Figure 4. Retraining the model to distinguish metastatic from non-metastatic PDAC.

Figure 4.

(A) Patient cohort used to train our platform to classify occult or imaging-confirmed metastatic patients from non-metastatic PDAC patients. Dotted line indicates one PDAC patient who was originally determined by imaging to be M0 but was subsequently determined to have harbored occult metastases due to metastatic outgrowth less than 4 months from blood draw, hence was considered as occult metastases. (B) We selected the panel using least absolute shrinkage and selection operator (LASSO). The best performing panel was selected based on its AUC using 8-fold cross-validation within the training set and repeated 10 times. The inset shows the comparison of the accuracy between our panel (red) and the clinical diagnosis (grey). Error bars are standard error from bootstrapping 10 repeats. (C) The panel for metastatic PDAC detection consists of 4 biomarkers. (D) Learning curve of metastatic PDAC detection generated by bootstrapping N = 10 times within the training set. Error bars represent standard error. (E) Proposed clinical workflow to combine liquid biopsy with imaging for a test set of 37 PDAC patients, including 9 patients who were determined to have a time to metastases of <4 months. Baseline imaging was used to classify patients as either metastatic (M1; N=12, top arm) or no detectable metastases (M0imaging; N=25, bottom arm). For the 25 M0imaging patients, the liquid biopsy panel was then performed, resulting in 2 patient classifications, those called by the model as M1 (occult metastases; top arm) or those called as M0 (M0LB; bottom arm).
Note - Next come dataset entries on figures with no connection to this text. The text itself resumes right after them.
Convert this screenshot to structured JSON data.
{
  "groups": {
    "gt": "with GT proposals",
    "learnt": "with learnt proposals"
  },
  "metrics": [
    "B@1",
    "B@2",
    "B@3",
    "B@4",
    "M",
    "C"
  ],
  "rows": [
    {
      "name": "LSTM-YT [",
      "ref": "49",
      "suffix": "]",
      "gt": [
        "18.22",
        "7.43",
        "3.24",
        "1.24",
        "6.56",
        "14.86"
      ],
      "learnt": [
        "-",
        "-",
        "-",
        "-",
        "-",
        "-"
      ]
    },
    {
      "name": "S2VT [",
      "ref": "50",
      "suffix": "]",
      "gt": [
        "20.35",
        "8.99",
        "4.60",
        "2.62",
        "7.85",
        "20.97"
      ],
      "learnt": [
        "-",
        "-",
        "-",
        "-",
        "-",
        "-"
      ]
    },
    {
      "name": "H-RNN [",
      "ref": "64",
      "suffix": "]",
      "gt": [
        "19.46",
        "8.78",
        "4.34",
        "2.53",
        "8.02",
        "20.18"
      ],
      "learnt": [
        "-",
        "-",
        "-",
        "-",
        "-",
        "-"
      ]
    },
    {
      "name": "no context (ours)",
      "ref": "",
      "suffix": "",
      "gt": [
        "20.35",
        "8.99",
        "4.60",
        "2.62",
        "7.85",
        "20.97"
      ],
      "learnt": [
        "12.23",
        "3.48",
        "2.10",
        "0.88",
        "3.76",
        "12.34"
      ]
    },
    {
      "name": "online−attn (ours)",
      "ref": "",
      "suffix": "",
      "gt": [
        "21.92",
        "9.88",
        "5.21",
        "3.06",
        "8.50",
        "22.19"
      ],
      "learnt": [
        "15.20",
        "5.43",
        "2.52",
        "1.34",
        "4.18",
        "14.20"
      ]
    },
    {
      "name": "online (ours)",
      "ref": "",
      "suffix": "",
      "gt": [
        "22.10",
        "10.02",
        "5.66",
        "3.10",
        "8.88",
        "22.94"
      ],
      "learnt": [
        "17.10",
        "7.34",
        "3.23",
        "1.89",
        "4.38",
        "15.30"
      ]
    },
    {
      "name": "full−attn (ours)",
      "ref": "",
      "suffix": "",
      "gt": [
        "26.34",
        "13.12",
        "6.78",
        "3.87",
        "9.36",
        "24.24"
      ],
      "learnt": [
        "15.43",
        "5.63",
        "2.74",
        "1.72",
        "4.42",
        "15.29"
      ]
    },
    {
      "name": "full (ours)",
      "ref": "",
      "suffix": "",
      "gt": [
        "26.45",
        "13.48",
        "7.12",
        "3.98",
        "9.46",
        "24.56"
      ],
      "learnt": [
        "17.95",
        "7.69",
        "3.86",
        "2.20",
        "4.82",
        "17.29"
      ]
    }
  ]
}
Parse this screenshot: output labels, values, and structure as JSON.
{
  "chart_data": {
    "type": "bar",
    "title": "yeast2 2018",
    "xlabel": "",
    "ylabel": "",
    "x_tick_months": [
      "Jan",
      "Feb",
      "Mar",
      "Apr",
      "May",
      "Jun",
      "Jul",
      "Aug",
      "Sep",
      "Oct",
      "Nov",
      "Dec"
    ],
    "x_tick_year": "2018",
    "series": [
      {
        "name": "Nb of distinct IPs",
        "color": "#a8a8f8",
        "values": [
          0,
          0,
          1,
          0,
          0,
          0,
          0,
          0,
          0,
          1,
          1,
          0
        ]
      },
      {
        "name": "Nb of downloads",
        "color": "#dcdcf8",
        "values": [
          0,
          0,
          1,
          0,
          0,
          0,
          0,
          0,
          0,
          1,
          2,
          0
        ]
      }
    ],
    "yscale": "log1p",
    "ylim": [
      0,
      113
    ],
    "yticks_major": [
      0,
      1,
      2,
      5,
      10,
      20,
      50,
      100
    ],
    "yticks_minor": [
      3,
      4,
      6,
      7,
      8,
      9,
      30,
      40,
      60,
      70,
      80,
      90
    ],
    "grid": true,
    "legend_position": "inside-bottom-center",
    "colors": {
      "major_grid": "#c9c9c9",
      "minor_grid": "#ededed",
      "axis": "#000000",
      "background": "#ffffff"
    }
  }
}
LB: liquid biopsy; ML: machine learning. (F) Shown are the confusion matrices for the 25 M0imaging PDAC patients by imaging alone (bottom) and our method combining liquid biopsy with imaging (top). Our panel achieved accuracy = 84% with 78% sensitivity and 88% specificity. TPR: true positive rate; TNR: true negative rate; PPV: positive predictive value; NPV: negative predictive value. (G) Receiver operating characteristic (ROC) curve analysis on N = 25 M0imaging PDAC patients in the blinded test set. Inset shows the accuracy comparison between imaging only (grey, accuracy=64%), control experiment using unselected biomarkers (yellow, accuracy=48%), and liquid biopsy (red, accuracy=84%) panel. Error bars are standard error from bootstrapping 10 repeats.